A Fiat é o melhor exemplo de liderança com menor risco. A marca segue isolada na primeira posição, mas também carrega uma dependência clara da Strada, que sozinha responde por algo entre um quarto e quase um terço de todos os emplacamentos da fabricante. Ainda assim, a presença de Argo, Mobi, Pulse, Fastback e Toro ajuda a diluir esse peso. O risco existe, mas é controlado.
Fiat é uma das poucas marcas que consegue diluir o peso sobre modelos específicos
Na Volkswagen, a situação é um pouco mais sensível. Polo e T-Cross concentram cerca de 40% do volume da marca. O portfólio é mais equilibrado do que no passado, mas qualquer tropeço desses dois modelos teria impacto imediato nos resultados. Ainda assim, a VW consegue distribuir melhor suas apostas entre hatch e SUV.
T-Cross: um dos modelos que concentra os resultados da VW
Já na Chevrolet, a dependência estrutural do Onix chama atenção. Mesmo após perder fôlego nos últimos anos, o hatch compacto ainda representa mais de 30% das vendas da marca no Brasil. Tracker e Onix Plus ajudam, mas não compensam totalmente uma eventual queda mais forte do modelo que, por muito tempo, foi o carro mais vendido do país.
Chevrolet ainda tem uma dependência estrutural do Onix
A Hyundai vive situação semelhante, talvez ainda mais delicada. HB20 e Creta respondem por mais de 80% do volume da marca. Com um portfólio enxuto, a fabricante fica altamente exposta a ciclos de produto, mudanças de preferência do consumidor e pressão de concorrentes mais agressivos em preço e conteúdo.
Gamas HB20 e Creta respondem por 80% dos emplacamentos da Hyundai
Na Toyota, a força da marca e a fidelidade do cliente ajudam a sustentar um cenário de risco moderado. Corolla e Corolla Cross concentram cerca de 70% das vendas, mas a imagem consolidada e o bom valor de revenda funcionam como amortecedores. Ainda assim, trata-se de uma dependência clara de apenas dois nomes.

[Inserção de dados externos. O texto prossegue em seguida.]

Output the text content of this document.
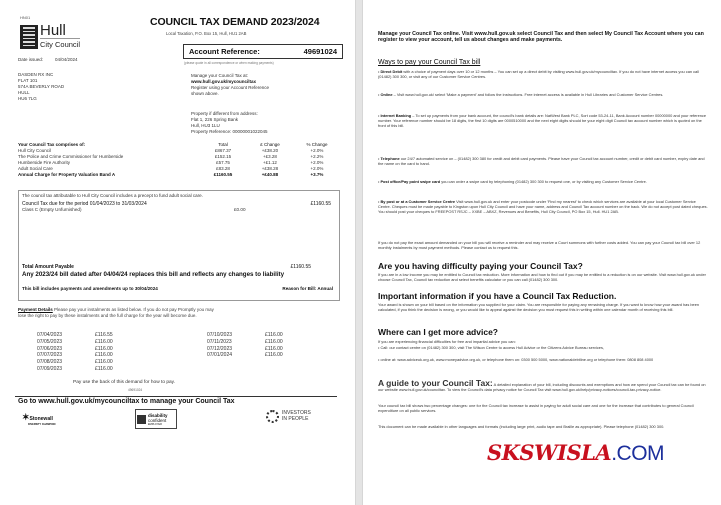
HN01
Hull
City Council
COUNCIL TAX DEMAND 2023/2024
Local Taxation, P.O. Box 15, Hull, HU1 2AB
Account Reference:	49691024
(please quote in all correspondence or when making payments)
Date issued:	04/04/2024
DASDEN RX INC
FLAT 101
574A BEVERLY ROAD
HULL
HU6 7LG
Manage your Council Tax at:
www.hull.gov.uk/mycounciltax
Register using your Account Reference
shown above.
Property if different from address:
Flat 1, 226 Spring Bank
Hull, HU3 1LU
Property Reference: 00000001022045
Your Council Tax comprises of:	Total	£ Change	% Change
Hull City Council	£867.37	+£38.20	+2.0%
The Police and Crime Commissioner for Humberside	£152.15	+£3.28	+2.2%
Humberside Fire Authority	£57.75	+£1.12	+2.0%
Adult Social Care	£83.28	+£38.28	+2.0%
Annual Charge for Property Valuation Band A	£1160.55	+£40.88	+3.7%
The council tax attributable to Hull City Council includes a precept to fund adult social care.
Council Tax due for the period 01/04/2023 to 31/03/2024	£1160.55
Class C (Empty Unfurnished)	£0.00
Total Amount Payable	£1160.55
Any 2023/24 bill dated after 04/04/24 replaces this bill and reflects any changes to liability
This bill includes payments and amendments up to 30/04/2024	Reason for Bill: Annual
Payment Details Please pay your instalments as listed below. If you do not pay Promptly you may lose the right to pay by these instalments and the full charge for the year will become due.
07/04/2023	£116.55
07/05/2023	£116.00
07/06/2023	£116.00
07/07/2023	£116.00
07/08/2023	£116.00
07/09/2023	£116.00
07/10/2023	£116.00
07/11/2023	£116.00
07/12/2023	£116.00
07/01/2024	£116.00
Pay use the back of this demand for how to pay.
49691024
Go to www.hull.gov.uk/mycounciltax to manage your Council Tax
✶Stonewall
DIVERSITY CHAMPION
disability
confident
EMPLOYER
INVESTORS
IN PEOPLE
Manage your Council Tax online. Visit www.hull.gov.uk select Council Tax and then select My Council Tax Account where you can register to view your account, tell us about changes and make payments.
Ways to pay your Council Tax bill
• Direct Debit with a choice of payment days over 10 or 12 months – You can set up a direct debit by visiting www.hull.gov.uk/mycounciltax. If you do not have internet access you can call (01482) 300 300, or visit any of our Customer Service Centres.
• Online – Visit www.hull.gov.uk/ select 'Make a payment' and follow the instructions. Free internet access is available in Hull Libraries and Customer Service Centres.
• Internet Banking – To set up payments from your bank account, the council's bank details are: NatWest Bank PLC, Sort code 53-24-11, Bank Account number 00000000 and your reference number. Your reference number should be 18 digits, the first 10 digits are 0000510000 and the next eight digits should be your eight digit Council tax account number which is quoted on the front of this bill.
• Telephone our 24/7 automated service on – (01482) 300 380 for credit and debit card payments. Please have your Council tax account number, credit or debit card number, expiry date and the name on the card to hand.
• Post office/Pay point swipe card you can order a swipe card by telephoning (01482) 300 300 to request one, or by visiting any Customer Service Centre.
• By post or at a Customer Service Centre Visit www.hull.gov.uk and enter your postcode under 'Find my nearest' to check which services are available at your local Customer Service Centre. Cheques must be made payable to Kingston upon Hull City Council and have your name, address and Council Tax account number on the back. We do not accept post dated cheques. You should post your cheques to FREEPOST RSJC – XXBE – ABXZ, Revenues and Benefits, Hull City Council, PO Box 15, Hull. HU1 2AB.
If you do not pay the exact amount demanded on your bill you will receive a reminder and may receive a Court summons with further costs added. You can pay your Council tax bill over 12 monthly instalments by most payment methods. Please contact us to request this.
Are you having difficulty paying your Council Tax?
If you are in a low income you may be entitled to Council tax reduction. More information and how to find out if you may be entitled to a reduction is on our website. Visit www.hull.gov.uk under choose Council Tax, Council tax reduction and select benefits calculator or you can call (01482) 300 300.
Important information if you have a Council Tax Reduction.
Your award is shown on your bill based on the information you supplied for your claim. You are responsible for paying any remaining charge. If you want to know how your award has been calculated, if you think the decision is wrong, or you would like to appeal against the decision you must request this in writing within one calendar month of receiving this bill.
Where can I get more advice?
If you are experiencing financial difficulties for free and impartial advice you can:
• Call: our contact centre on (01482) 300 300, visit The Wilson Centre to access Hull Advice or the Citizens Advice Bureau services,
• online at: www.adviceuk.org.uk, www.moneyadvice.org.uk, or telephone them on: 0300 500 5000, www.nationaldebtline.org or telephone them: 0808 808 4000
A guide to your Council Tax: A detailed explanation of your bill, including discounts and exemptions and how we spend your Council tax can be found on our website www.hull.gov.uk/counciltax. To view the Council's data privacy notice for Council Tax visit www.hull.gov.uk/help/privacy-notices/council-tax-privacy-notice.
Your council tax bill shows two percentage changes: one for the Council tax increase to assist in paying for adult social care and one for the increase that contributes to general Council expenditure on all public services.
This document can be made available in other languages and formats (including large print, audio tape and Braille as appropriate). Please telephone (01482) 300 300.
SKSWISLA.COM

Corolla Cross é o pilar da Toyota no Brasil atualmente
A Jeep também aparece bem posicionada no ranking, mas com concentração elevada. Compass e Renegade respondem por algo próximo de 75% das vendas da marca. O sucesso dos SUVs garante volume, mas deixa pouco espaço para erros de estratégia ou atrasos em atualizações, especialmente em um segmento cada vez mais competitivo.
Jeep: dependência elevada de Compass e Renegade
Entre as marcas em expansão, a BYD ilustra bem o risco típico de quem cresce rápido. As linhas Dolphin e Song concentram a maior parte das vendas da fabricante. É natural em uma fase inicial, mas reforça a necessidade de ampliar rapidamente a base de produtos para sustentar o crescimento no médio prazo.
Dolphin Mini ajudou no rápido crescimento da BYD no Brasil
Por fim, a Nissan talvez seja o caso mais crítico. O Kicks respondeu por mais de 80% das vendas da marca no Brasil. A dependência é extrema e deixa a operação vulnerável a qualquer mudança no mercado.
O recado que o ranking de 2025 deixa é claro: ter um carro líder ajuda, mas ter apenas um pode ser perigoso. Em um mercado cada vez mais competitivo, com margens pressionadas e consumidores mais exigentes, portfólio equilibrado virou fator de sobrevivência, não apenas de crescimento.